You really would think that CricInfo never existed between 1992/93 and 1996. It's bad enough that many of those who contributed significantly to the creation of the brand have been erased from the history books. But to suggest that CricInfo's history is built on anything less than the phenomenal efforts of a few genuine founders (in early '93) and many diligent volunteers, is disingenuous at best, and ridiculous at worst. For the organization itself to do this is just plain sad. Governments have tried it and failed, so hopefully in the long run, the truth will out.

Perhaps it's time to put together and publish the real history of CI. The story of Frozen Poms, Raggamuffins and others is truly an entertaining one.

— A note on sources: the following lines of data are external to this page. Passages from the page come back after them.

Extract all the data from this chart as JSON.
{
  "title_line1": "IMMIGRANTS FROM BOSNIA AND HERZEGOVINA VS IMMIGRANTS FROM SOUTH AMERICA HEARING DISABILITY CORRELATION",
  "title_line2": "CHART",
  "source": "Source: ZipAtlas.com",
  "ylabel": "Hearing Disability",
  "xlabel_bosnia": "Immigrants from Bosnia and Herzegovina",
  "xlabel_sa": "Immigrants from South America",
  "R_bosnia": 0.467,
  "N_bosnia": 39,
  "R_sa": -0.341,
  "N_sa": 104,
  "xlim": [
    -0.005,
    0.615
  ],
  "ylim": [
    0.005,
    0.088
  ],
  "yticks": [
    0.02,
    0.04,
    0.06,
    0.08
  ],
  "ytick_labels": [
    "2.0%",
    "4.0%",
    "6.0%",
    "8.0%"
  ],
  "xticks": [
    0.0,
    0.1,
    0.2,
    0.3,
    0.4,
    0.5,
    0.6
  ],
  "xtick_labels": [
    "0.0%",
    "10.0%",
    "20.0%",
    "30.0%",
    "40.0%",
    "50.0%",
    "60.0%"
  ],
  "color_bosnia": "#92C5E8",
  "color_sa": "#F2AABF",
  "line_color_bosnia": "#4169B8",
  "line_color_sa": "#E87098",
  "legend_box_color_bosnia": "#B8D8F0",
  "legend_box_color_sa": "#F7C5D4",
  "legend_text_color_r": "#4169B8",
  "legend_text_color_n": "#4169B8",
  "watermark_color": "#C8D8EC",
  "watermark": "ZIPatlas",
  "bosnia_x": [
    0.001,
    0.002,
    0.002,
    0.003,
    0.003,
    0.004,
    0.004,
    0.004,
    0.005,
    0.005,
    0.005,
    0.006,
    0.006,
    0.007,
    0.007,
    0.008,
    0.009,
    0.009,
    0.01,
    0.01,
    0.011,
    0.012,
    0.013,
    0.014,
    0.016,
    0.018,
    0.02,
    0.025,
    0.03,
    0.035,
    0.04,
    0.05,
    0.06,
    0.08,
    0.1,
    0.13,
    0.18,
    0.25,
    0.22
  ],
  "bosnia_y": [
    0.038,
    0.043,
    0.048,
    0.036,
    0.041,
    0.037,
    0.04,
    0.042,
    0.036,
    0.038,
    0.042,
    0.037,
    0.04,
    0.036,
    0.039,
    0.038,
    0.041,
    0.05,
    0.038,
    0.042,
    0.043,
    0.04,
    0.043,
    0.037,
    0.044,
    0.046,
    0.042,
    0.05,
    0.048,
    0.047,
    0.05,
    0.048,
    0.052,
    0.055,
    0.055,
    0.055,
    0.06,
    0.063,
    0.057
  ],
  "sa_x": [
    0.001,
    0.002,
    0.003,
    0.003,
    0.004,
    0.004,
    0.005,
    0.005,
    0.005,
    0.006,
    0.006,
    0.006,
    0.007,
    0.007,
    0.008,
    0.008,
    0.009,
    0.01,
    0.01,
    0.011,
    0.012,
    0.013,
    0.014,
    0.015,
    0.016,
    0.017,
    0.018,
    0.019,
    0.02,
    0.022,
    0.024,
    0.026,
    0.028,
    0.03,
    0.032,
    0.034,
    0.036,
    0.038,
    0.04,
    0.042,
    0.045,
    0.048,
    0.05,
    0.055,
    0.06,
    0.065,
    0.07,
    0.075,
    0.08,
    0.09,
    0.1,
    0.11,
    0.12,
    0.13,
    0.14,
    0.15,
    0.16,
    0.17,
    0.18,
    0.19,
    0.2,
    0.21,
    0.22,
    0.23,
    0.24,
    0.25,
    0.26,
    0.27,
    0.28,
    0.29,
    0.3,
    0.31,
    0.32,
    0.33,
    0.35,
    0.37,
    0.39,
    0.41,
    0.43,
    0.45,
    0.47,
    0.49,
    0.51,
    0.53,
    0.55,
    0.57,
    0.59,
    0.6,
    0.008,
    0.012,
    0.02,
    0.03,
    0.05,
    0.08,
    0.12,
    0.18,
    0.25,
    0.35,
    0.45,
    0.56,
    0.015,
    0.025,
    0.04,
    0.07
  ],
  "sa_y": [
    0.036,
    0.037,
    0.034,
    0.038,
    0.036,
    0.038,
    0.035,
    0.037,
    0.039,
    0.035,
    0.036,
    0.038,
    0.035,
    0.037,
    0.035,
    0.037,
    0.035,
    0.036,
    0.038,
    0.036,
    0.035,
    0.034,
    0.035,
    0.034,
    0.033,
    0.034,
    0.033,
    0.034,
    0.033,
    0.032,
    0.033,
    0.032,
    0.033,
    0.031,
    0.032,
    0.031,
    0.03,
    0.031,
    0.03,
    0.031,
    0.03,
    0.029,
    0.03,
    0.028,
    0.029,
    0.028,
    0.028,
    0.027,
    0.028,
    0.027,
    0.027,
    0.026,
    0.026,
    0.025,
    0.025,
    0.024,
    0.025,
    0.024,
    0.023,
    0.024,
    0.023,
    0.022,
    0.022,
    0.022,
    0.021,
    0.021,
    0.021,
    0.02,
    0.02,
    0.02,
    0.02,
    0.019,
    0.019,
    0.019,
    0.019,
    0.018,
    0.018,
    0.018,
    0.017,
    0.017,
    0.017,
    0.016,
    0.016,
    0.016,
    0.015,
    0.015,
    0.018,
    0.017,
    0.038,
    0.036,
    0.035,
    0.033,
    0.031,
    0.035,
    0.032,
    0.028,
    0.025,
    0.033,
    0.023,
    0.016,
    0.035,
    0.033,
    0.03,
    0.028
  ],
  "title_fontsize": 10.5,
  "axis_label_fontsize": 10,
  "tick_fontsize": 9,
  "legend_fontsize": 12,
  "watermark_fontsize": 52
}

Thursday, October 05, 2006

The Essence of the Thing

A funny one, this. I read it, and enjoyed it, and yet I have absolutely no idea what the essence of the thing is. In fact, the books essence is almost that there is a Seinfeld-esque nothingness about it. An interesting literary style, to be sure. The dialogue, which dominates the narrative, is occasionally witty, often snappy, and always compelling, in so far as it provides for a surprisingly vivid portrayal of character. The plot itself managed to be strangely irrelevant, and yet, as a friend with nothing better to do just pointed out, the notion of individuals failing to accept or embrace the freedom they have been granted is eerily topical. Witness Iraq.

All in all, a good read. I might just have to give her follow-up, "A Stairway to Paradise" a go.